Yiannopoulos, Trump cut from the same cloth

Sat, Feb 25, 2017 (2 a.m.)

If you halved Donald Trump’s age, changed his sexual orientation, gave him a British accent and fussed with his hair only a little, you’d end up with a creature much like Milo Yiannopoulos.

He could be Trump’s lost gay child. In fact, Yiannopoulos, 33, has a habit of referring to Trump, 70, as “Daddy.”

Trump the father and Yiannopoulos the son are both provocateurs who realize that in this day and age especially, the currency of celebrity isn’t demeaned by the outrageousness and offensiveness through which a person achieves it.

Both are con men, wrapping themselves in higher causes, though their primary agendas are the advancement of themselves.

Both believe that audience size equals value — and that having people listen to you is the same as having something worthwhile to say.

I heard nothing worthwhile during Yiannopoulos’ news conference Tuesday afternoon, though I heard a whole lot of Trump in him, and I wondered — no, shuddered — at a kind of worldview that may well be in ascendance, thanks to its validation by our president.

That worldview was distilled in Yiannopoulos’ response when a journalist mentioned Ann Coulter, to whom he is often likened. “I don’t take comparisons to Ann Coulter to be insulting,” he said. “She sells a hell of a lot of books.”

The point of the news conference, ostensibly, was to contain the damage from resurfaced recordings in which he jokes raunchily about having been sexually abused by a priest and makes light of pederasty, trafficking in the revolting, ridiculous myth that it’s no big deal in the gay world.

He framed his appearance before journalists as an apologia. But it was just as much an attack on those journalists, who, he said, had deliberately misheard and conspiratorially mischaracterized his remarks about sexual activity before the age of consent.

“(Expletive) you for that,” he muttered.

The real Yiannopoulos kept bubbling up through the fake-sorry Yiannopoulos, who didn’t even pretend all that hard. Presenting himself as some kind of martyr and refashioning himself as some kind of hero, he couldn’t have had more of Trump’s DNA in him if he were Trump’s clone.

He described a speech that he gave in drag to 1,200 college students in Louisiana as something that “simply hasn’t happened in the history of this country before.”

He speculated that with similar events on other campuses, he had “probably done more for the image of gays in the flyover states” than all gay magazines and all gay advocacy groups combined.

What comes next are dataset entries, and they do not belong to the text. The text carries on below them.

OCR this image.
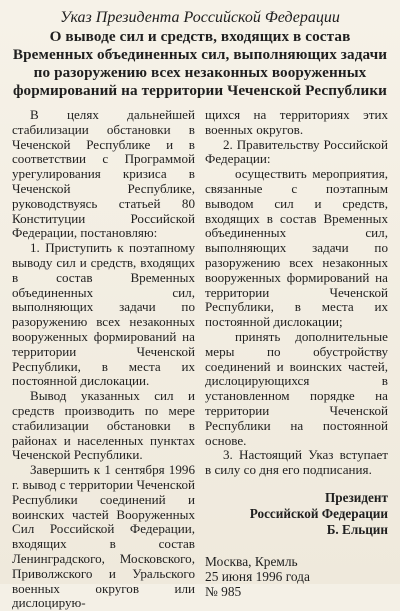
Указ Президента Российской Федерации
О выводе сил и средств, входящих в состав Временных объединенных сил, выполняющих задачи по разоружению всех незаконных вооруженных формирований на территории Чеченской Республики

В целях дальнейшей стабилизации обстановки в Чеченской Республике и в соответствии с Программой урегулирования кризиса в Чеченской Республике, руководствуясь статьей 80 Конституции Российской Федерации, постановляю:

1. Приступить к поэтапному выводу сил и средств, входящих в состав Временных объединенных сил, выполняющих задачи по разоружению всех незаконных вооруженных формирований на территории Чеченской Республики, в места их постоянной дислокации.

Вывод указанных сил и средств производить по мере стабилизации обстановки в районах и населенных пунктах Чеченской Республики.

Завершить к 1 сентября 1996 г. вывод с территории Чеченской Республики соединений и воинских частей Вооруженных Сил Российской Федерации, входящих в состав Ленинградского, Московского, Приволжского и Уральского военных округов или дислоцирую-

щихся на территориях этих военных округов.

2. Правительству Российской Федерации:

осуществить мероприятия, связанные с поэтапным выводом сил и средств, входящих в состав Временных объединенных сил, выполняющих задачи по разоружению всех незаконных вооруженных формирований на территории Чеченской Республики, в места их постоянной дислокации;

принять дополнительные меры по обустройству соединений и воинских частей, дислоцирующихся в установленном порядке на территории Чеченской Республики на постоянной основе.

3. Настоящий Указ вступает в силу со дня его подписания.

Президент
Российской Федерации
Б. Ельцин
Москва, Кремль
25 июня 1996 года
№ 985
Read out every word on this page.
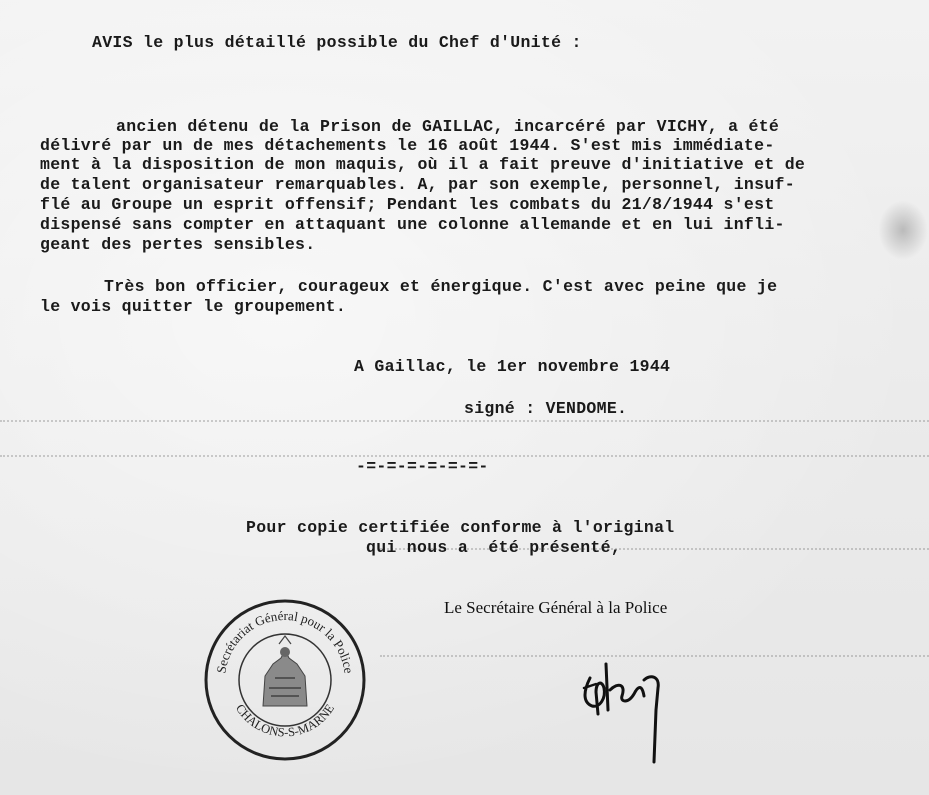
AVIS le plus détaillé possible du Chef d'Unité :
ancien détenu de la Prison de GAILLAC, incarcéré par VICHY, a été
délivré par un de mes détachements le 16 août 1944. S'est mis immédiate-
ment à la disposition de mon maquis, où il a fait preuve d'initiative et de
de talent organisateur remarquables. A, par son exemple, personnel, insuf-
flé au Groupe un esprit offensif; Pendant les combats du 21/8/1944 s'est
dispensé sans compter en attaquant une colonne allemande et en lui infli-
geant des pertes sensibles.
Très bon officier, courageux et énergique. C'est avec peine que je
le vois quitter le groupement.
A Gaillac, le 1er novembre 1944
signé : VENDOME.
-=-=-=-=-=-=-
Pour copie certifiée conforme à l'original
qui nous a  été présenté,
Le Secrétaire Général à la Police
Secrétariat Général pour la Police
CHALONS-S-MARNE
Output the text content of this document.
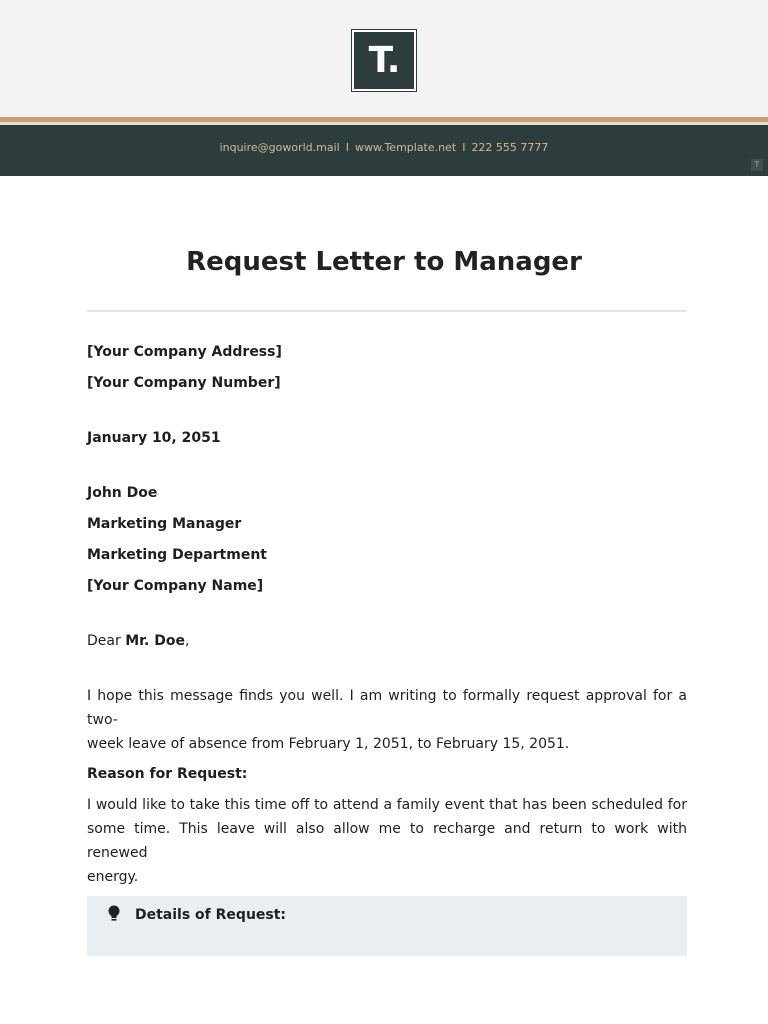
T.
inquire@goworld.mail I www.Template.net I 222 555 7777
T
Request Letter to Manager
[Your Company Address]
[Your Company Number]
January 10, 2051
John Doe
Marketing Manager
Marketing Department
[Your Company Name]
Dear Mr. Doe,
I hope this message finds you well. I am writing to formally request approval for a two-
week leave of absence from February 1, 2051, to February 15, 2051.
Reason for Request:
I would like to take this time off to attend a family event that has been scheduled for
some time. This leave will also allow me to recharge and return to work with renewed
energy.
Details of Request:
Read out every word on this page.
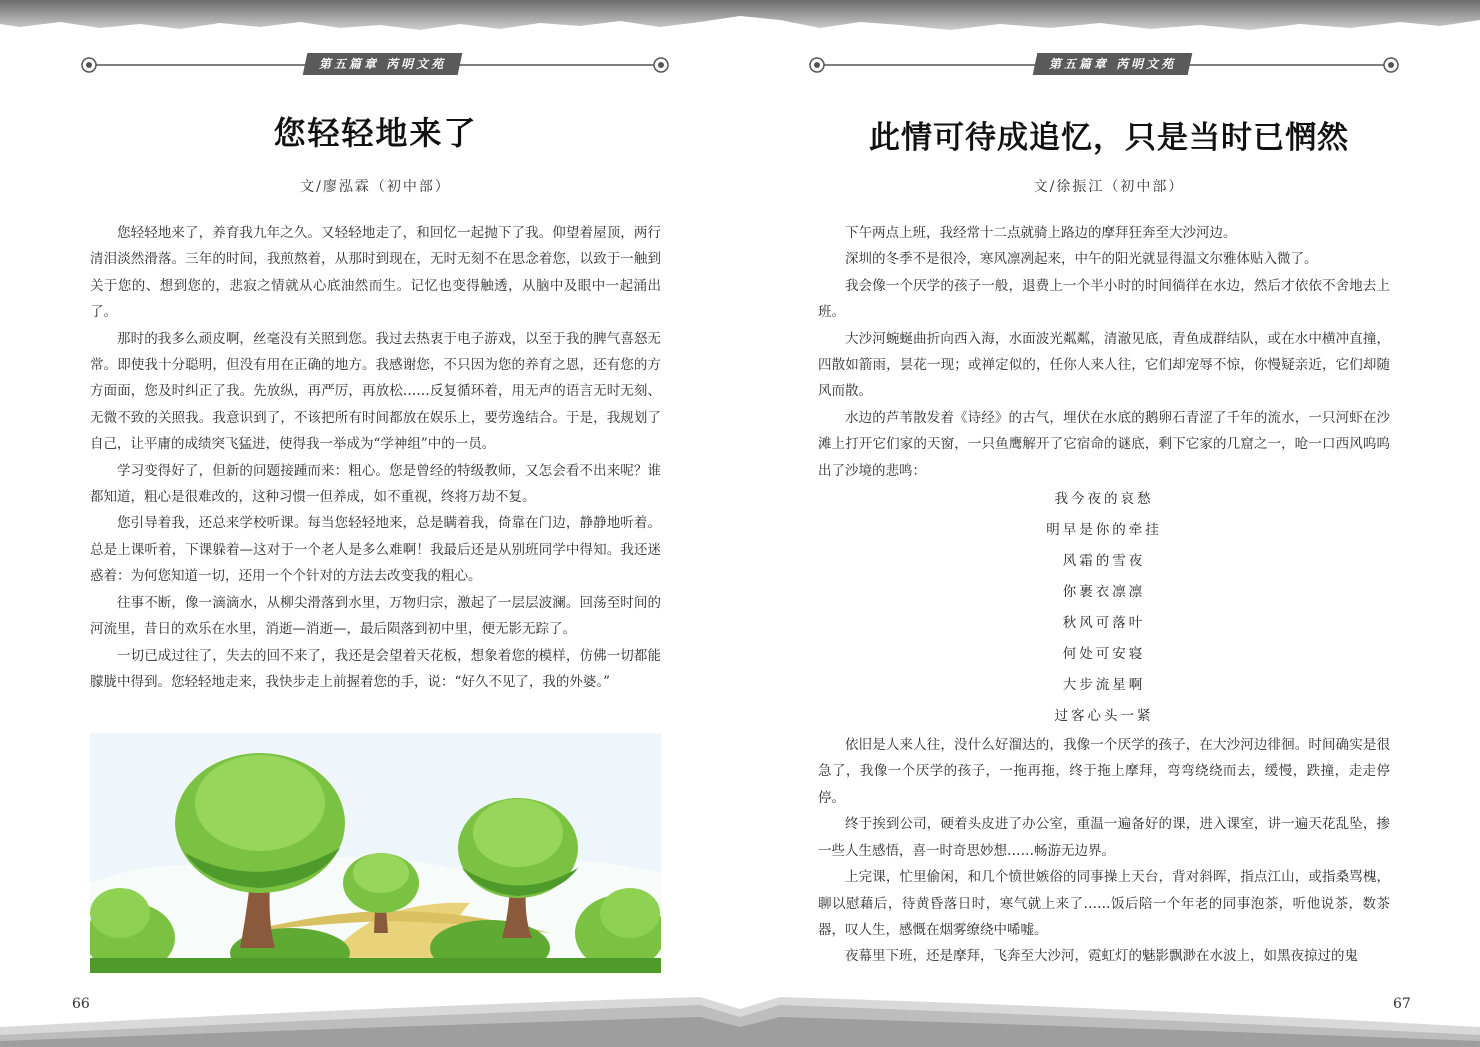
第五篇章 芮明文苑
您轻轻地来了
文/廖泓霖（初中部）

您轻轻地来了，养育我九年之久。又轻轻地走了，和回忆一起抛下了我。仰望着屋顶，两行清泪淡然滑落。三年的时间，我煎熬着，从那时到现在，无时无刻不在思念着您，以致于一触到关于您的、想到您的，悲寂之情就从心底油然而生。记忆也变得触透，从脑中及眼中一起涌出了。

那时的我多么顽皮啊，丝毫没有关照到您。我过去热衷于电子游戏，以至于我的脾气喜怒无常。即使我十分聪明，但没有用在正确的地方。我感谢您，不只因为您的养育之恩，还有您的方方面面，您及时纠正了我。先放纵，再严厉，再放松……反复循环着，用无声的语言无时无刻、无微不致的关照我。我意识到了，不该把所有时间都放在娱乐上，要劳逸结合。于是，我规划了自己，让平庸的成绩突飞猛进，使得我一举成为“学神组”中的一员。

学习变得好了，但新的问题接踵而来：粗心。您是曾经的特级教师，又怎会看不出来呢？谁都知道，粗心是很难改的，这种习惯一但养成，如不重视，终将万劫不复。

您引导着我，还总来学校听课。每当您轻轻地来，总是瞒着我，倚靠在门边，静静地听着。总是上课听着，下课躲着—这对于一个老人是多么难啊！我最后还是从别班同学中得知。我还迷惑着：为何您知道一切，还用一个个针对的方法去改变我的粗心。

往事不断，像一滴滴水，从柳尖滑落到水里，万物归宗，激起了一层层波澜。回荡至时间的河流里，昔日的欢乐在水里，消逝—消逝—，最后陨落到初中里，便无影无踪了。

一切已成过往了，失去的回不来了，我还是会望着天花板，想象着您的模样，仿佛一切都能朦胧中得到。您轻轻地走来，我快步走上前握着您的手，说：“好久不见了，我的外婆。”

66
第五篇章 芮明文苑
此情可待成追忆，只是当时已惘然
文/徐振江（初中部）

下午两点上班，我经常十二点就骑上路边的摩拜狂奔至大沙河边。

深圳的冬季不是很冷，寒风凛冽起来，中午的阳光就显得温文尔雅体贴入微了。

我会像一个厌学的孩子一般，退费上一个半小时的时间徜徉在水边，然后才依依不舍地去上班。

大沙河蜿蜒曲折向西入海，水面波光粼粼，清澈见底，青鱼成群结队，或在水中横冲直撞，四散如箭雨，昙花一现；或禅定似的，任你人来人往，它们却宠辱不惊，你慢疑亲近，它们却随风而散。

水边的芦苇散发着《诗经》的古气，埋伏在水底的鹅卵石青涩了千年的流水，一只河虾在沙滩上打开它们家的天窗，一只鱼鹰解开了它宿命的谜底，剩下它家的几窟之一，呛一口西风呜呜出了沙境的悲鸣：

我今夜的哀愁
明早是你的牵挂
风霜的雪夜
你裹衣凛凛
秋风可落叶
何处可安寝
大步流星啊
过客心头一紧

依旧是人来人往，没什么好溜达的，我像一个厌学的孩子，在大沙河边徘徊。时间确实是很急了，我像一个厌学的孩子，一拖再拖，终于拖上摩拜，弯弯绕绕而去，缓慢，跌撞，走走停停。

终于挨到公司，硬着头皮进了办公室，重温一遍备好的课，进入课室，讲一遍天花乱坠，掺一些人生感悟，喜一时奇思妙想……畅游无边界。

上完课，忙里偷闲，和几个愤世嫉俗的同事操上天台，背对斜晖，指点江山，或指桑骂槐，聊以慰藉后，待黄昏落日时，寒气就上来了……饭后陪一个年老的同事泡茶，听他说茶，数茶器，叹人生，感慨在烟雾缭绕中唏嘘。

夜幕里下班，还是摩拜，飞奔至大沙河，霓虹灯的魅影飘渺在水波上，如黑夜掠过的鬼

67
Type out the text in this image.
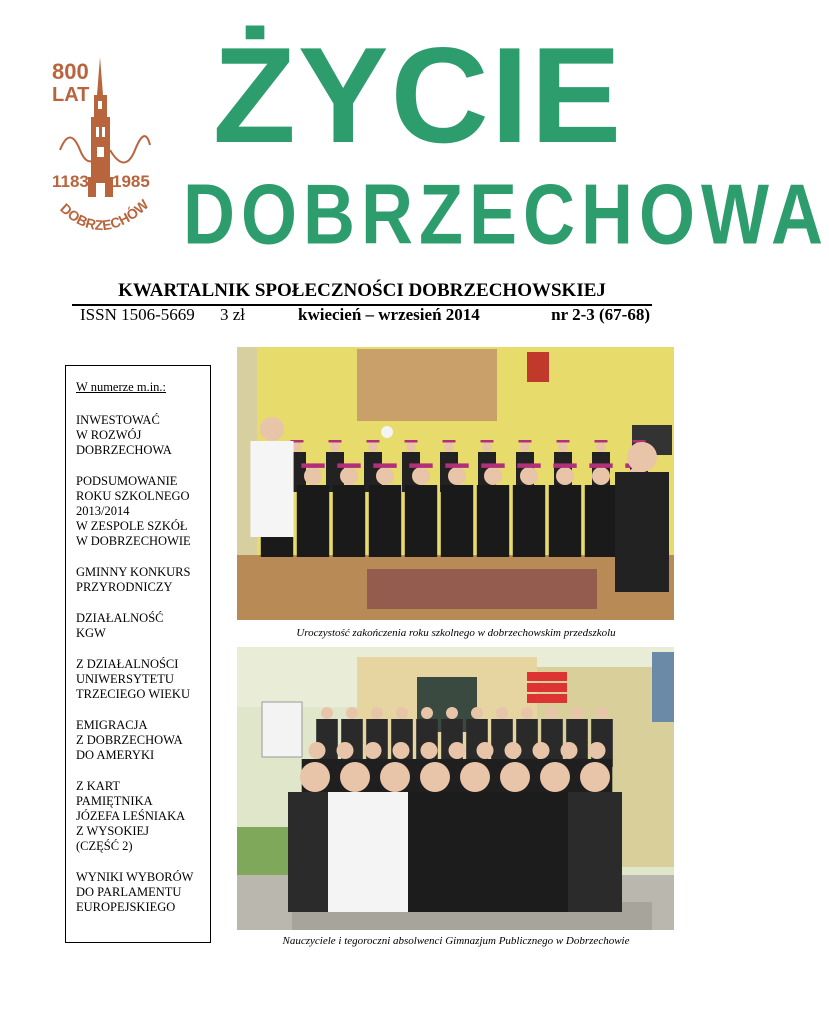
800
LAT
1183 1985
DOBRZECHÓW
ŻYCIE
DOBRZECHOWA
KWARTALNIK SPOŁECZNOŚCI DOBRZECHOWSKIEJ
ISSN 1506-5669 3 zł	kwiecień – wrzesień 2014	nr 2-3 (67-68)
W numerze m.in.:
INWESTOWAĆ
W ROZWÓJ
DOBRZECHOWA
PODSUMOWANIE
ROKU SZKOLNEGO
2013/2014
W ZESPOLE SZKÓŁ
W DOBRZECHOWIE
GMINNY KONKURS
PRZYRODNICZY
DZIAŁALNOŚĆ
KGW
Z DZIAŁALNOŚCI
UNIWERSYTETU
TRZECIEGO WIEKU
EMIGRACJA
Z DOBRZECHOWA
DO AMERYKI
Z KART
PAMIĘTNIKA
JÓZEFA LEŚNIAKA
Z WYSOKIEJ
(CZĘŚĆ 2)
WYNIKI WYBORÓW
DO PARLAMENTU
EUROPEJSKIEGO
Uroczystość zakończenia roku szkolnego w dobrzechowskim przedszkolu
Nauczyciele i tegoroczni absolwenci Gimnazjum Publicznego w Dobrzechowie
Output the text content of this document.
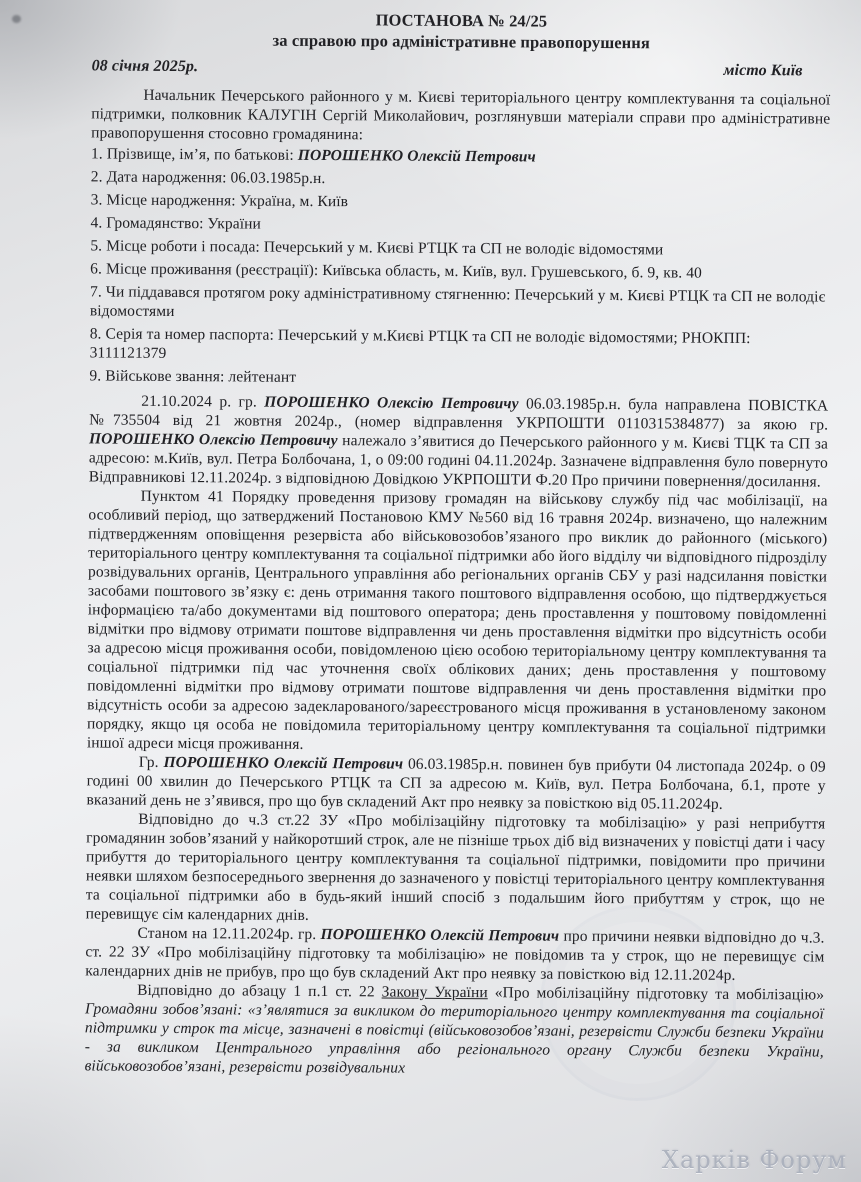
ПОСТАНОВА № 24/25
за справою про адміністративне правопорушення
08 січня 2025р.	місто Київ
Начальник Печерського районного у м. Києві територіального центру комплектування та соціальної підтримки, полковник КАЛУГІН Сергій Миколайович, розглянувши матеріали справи про адміністративне правопорушення стосовно громадянина:
1. Прізвище, ім’я, по батькові: ПОРОШЕНКО Олексій Петрович
2. Дата народження: 06.03.1985р.н.
3. Місце народження: Україна, м. Київ
4. Громадянство: України
5. Місце роботи і посада: Печерський у м. Києві РТЦК та СП не володіє відомостями
6. Місце проживання (реєстрації): Київська область, м. Київ, вул. Грушевського, б. 9, кв. 40
7. Чи піддавався протягом року адміністративному стягненню: Печерський у м. Києві РТЦК та СП не володіє відомостями
8. Серія та номер паспорта: Печерський у м.Києві РТЦК та СП не володіє відомостями; РНОКПП: 3111121379
9. Військове звання: лейтенант
21.10.2024 р. гр. ПОРОШЕНКО Олексію Петровичу 06.03.1985р.н. була направлена ПОВІСТКА №735504 від 21 жовтня 2024р., (номер відправлення УКРПОШТИ 0110315384877) за якою гр. ПОРОШЕНКО Олексію Петровичу належало з’явитися до Печерського районного у м. Києві ТЦК та СП за адресою: м.Київ, вул. Петра Болбочана, 1, о 09:00 годині 04.11.2024р. Зазначене відправлення було повернуто Відправникові 12.11.2024р. з відповідною Довідкою УКРПОШТИ Ф.20 Про причини повернення/досилання.
Пунктом 41 Порядку проведення призову громадян на військову службу під час мобілізації, на особливий період, що затверджений Постановою КМУ №560 від 16 травня 2024р. визначено, що належним підтвердженням оповіщення резервіста або військовозобов’язаного про виклик до районного (міського) територіального центру комплектування та соціальної підтримки або його відділу чи відповідного підрозділу розвідувальних органів, Центрального управління або регіональних органів СБУ у разі надсилання повістки засобами поштового зв’язку є: день отримання такого поштового відправлення особою, що підтверджується інформацією та/або документами від поштового оператора; день проставлення у поштовому повідомленні відмітки про відмову отримати поштове відправлення чи день проставлення відмітки про відсутність особи за адресою місця проживання особи, повідомленою цією особою територіальному центру комплектування та соціальної підтримки під час уточнення своїх облікових даних; день проставлення у поштовому повідомленні відмітки про відмову отримати поштове відправлення чи день проставлення відмітки про відсутність особи за адресою задекларованого/зареєстрованого місця проживання в установленому законом порядку, якщо ця особа не повідомила територіальному центру комплектування та соціальної підтримки іншої адреси місця проживання.
Гр. ПОРОШЕНКО Олексій Петрович 06.03.1985р.н. повинен був прибути 04 листопада 2024р. о 09 годині 00 хвилин до Печерського РТЦК та СП за адресою м. Київ, вул. Петра Болбочана, б.1, проте у вказаний день не з’явився, про що був складений Акт про неявку за повісткою від 05.11.2024р.
Відповідно до ч.3 ст.22 ЗУ «Про мобілізаційну підготовку та мобілізацію» у разі неприбуття громадянин зобов’язаний у найкоротший строк, але не пізніше трьох діб від визначених у повістці дати і часу прибуття до територіального центру комплектування та соціальної підтримки, повідомити про причини неявки шляхом безпосереднього звернення до зазначеного у повістці територіального центру комплектування та соціальної підтримки або в будь-який інший спосіб з подальшим його прибуттям у строк, що не перевищує сім календарних днів.
Станом на 12.11.2024р. гр. ПОРОШЕНКО Олексій Петрович про причини неявки відповідно до ч.3. ст. 22 ЗУ «Про мобілізаційну підготовку та мобілізацію» не повідомив та у строк, що не перевищує сім календарних днів не прибув, про що був складений Акт про неявку за повісткою від 12.11.2024р.
Відповідно до абзацу 1 п.1 ст. 22 Закону України «Про мобілізаційну підготовку та мобілізацію» Громадяни зобов’язані: «з’являтися за викликом до територіального центру комплектування та соціальної підтримки у строк та місце, зазначені в повістці (військовозобов’язані, резервісти Служби безпеки України - за викликом Центрального управління або регіонального органу Служби безпеки України, військовозобов’язані, резервісти розвідувальних
Харків Форум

Also, this: “I’m proud to be a warrior for free speech.” Behold his armor. Beware his spear.

He’s right that in America of late, there’s too much policing of indelicate and injurious language and too little recognition that the wages of fully open debate are ugly words and hurt feelings.

But he invokes free speech to exalt cruel behavior and lewd testimonials whose purpose is headlines and booking fees. When he goes on his racist and sexist tears or muses about his appetite for black men, he’s just a brat begging for attention, a showboat looking to fill seats.

And he may beg as he pleases. That is his right, one that I treasure. He just shouldn’t expect the rest of us to salute him for it — even though he briefly got the Conservative Political Action Conference to do precisely that. The group invited him to give an address at its conference, then rescinded the offer after the pederasty business.

Together, he and Trump have exposed what a cynical, corruptible vessel modern conservatism is.

To hop aboard the triumphant Trump train, no small number of conservatives have mortgaged their belief in free markets, re-evaluated their attachment to free trade, muffled their professed concern for “family values” and basic decency, and put their wariness toward Russia on a shelf.

And in inviting Yiannopoulos, CPAC’s stewards set aside a homophobia that had long curtailed the role of gay Republican groups at the event. I’d praise that as a positive step toward a bigger tent except that the gay man who was being beckoned into it gleefully promotes destructive stereotypes about gays and other minorities.

CPAC wasn’t interested in inclusion. It was after the “ratings” that Trump always crows about, and ratings have overtaken principles in this mad, morally vacuous world.

“Will next year’s invite include Julian Assange?” conservative columnist Matt Lewis asked in The Daily Beast. “Alex Jones?”

“They may not be conservative,” he added, “but it’ll make for a hell of a show.” That’s what Yiannopoulos was poised to give CPAC. And that’s what Trump will continue to provide when he performs.

Frank Bruni is a columnist for The New York Times.